Yesterday I collapsed in the treatment room in A&E.
I was working my third consecutive 13-hour shift over a bank holiday weekend. I was running a fever of 39 degrees and had the most horrendous head cold. I was probably sicker than at least 20% of the patients I was being asked to admit to hospital. I was the only SHO on shift for medicine, and when I had awoken with blocked sinuses, the inability to stand upright without staggering, and the full knowledge that realistically I should spend the day horizontal, slipping in and out of sleep and having hot ribenas, it did not even cross my mind to call in sick.
I am not writing this for sympathy. I know an overwhelming amount of people who have done the same thing. As medical professionals, we consistently prioritise other people’s needs above our own. It is part of the job. However, yesterday I was unsafe. I could barely walk, let alone be expected to make a legitimate management decision for a patient. I drugged myself up on a combination of co-codamol and nurofen, and wandered the hospital with a box of tissues and a litre of ribena. In my mind, there was no other option. Bank holidays and weekends run on skeleton staff – the number of doctors to patients is dangerous even when everyone is on top of their game. You have to be legitimately dying to justify staying home.

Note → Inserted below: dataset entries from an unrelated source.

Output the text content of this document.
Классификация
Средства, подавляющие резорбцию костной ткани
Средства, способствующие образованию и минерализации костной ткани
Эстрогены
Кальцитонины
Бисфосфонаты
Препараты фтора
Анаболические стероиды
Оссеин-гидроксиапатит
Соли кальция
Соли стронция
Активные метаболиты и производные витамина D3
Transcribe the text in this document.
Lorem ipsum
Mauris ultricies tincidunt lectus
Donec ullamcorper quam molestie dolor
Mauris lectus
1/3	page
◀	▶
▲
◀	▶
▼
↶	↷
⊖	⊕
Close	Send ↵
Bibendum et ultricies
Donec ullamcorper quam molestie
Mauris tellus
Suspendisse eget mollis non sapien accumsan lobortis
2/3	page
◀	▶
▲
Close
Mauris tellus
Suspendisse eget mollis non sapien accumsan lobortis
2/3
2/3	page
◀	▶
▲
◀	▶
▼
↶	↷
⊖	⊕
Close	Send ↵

Bank holidays in particular also tend to run on locum staff, particularly locum registrars. Now, whilst some of these are amazing doctors, most aren’t. Even if they are good clinically, they usually don’t know the hospital layout, don’t have access to the reporting systems, don’t know how to request imaging. It makes an already stressful shift unbearable when they don’t even have good clinical skills. My registrar on Friday did not recognize when a patient went into ventricular tachycardia on a monitor, and it was only because I happened to walk behind her that we managed to check if the patient had a pulse, start him on the correct medication and take him to CCU. How could I call in sick when I knew what state I was leaving the on call team in?
Things like updating families about patient’s conditions go by the wayside. Urgent blood tests get handed over from day team to night team and back again. Once you have been clerked in on an acute take you are lucky if you see a doctor at all until the next normal working day – if you are unlucky enough to be admitted on Good Friday then you can usually expect to sit idle, with no further medical assessment until 4 days later.
The only thing that alerts us to a patient’s deterioration is the NEWS call – a call put out when a combination of a patient’s blood pressure, heart rate, temperature and oxygenation reaches dangerous levels. These calls mean we have to come running to the ward, quite often for things that could easily have been avoided if there were enough staff to reassess a patient’s condition on a regular basis.
It is baffling to me that not more people die over long weekends in hospital. If you make it to the end of a shift without an “adverse outcome” it feels like it is more a result of luck than anything else. If we had even one more doctor on shift it would feel less unsafe. I know multiple doctors who would rather work twice the number of on calls with adequate staffing than half the number and feel unsafe. But I know it is all about money. We seem to have an endless pot to fund terrible locum doctors at the drop of a hat, but never enough left over to create a more tenable working rota, which would hopefully decrease the need for the locums in the first place.
And meanwhile, people like me come into work dangerously unwell, and then take up a bed in ED for assessment – further adding to the workload of an already overstretched system.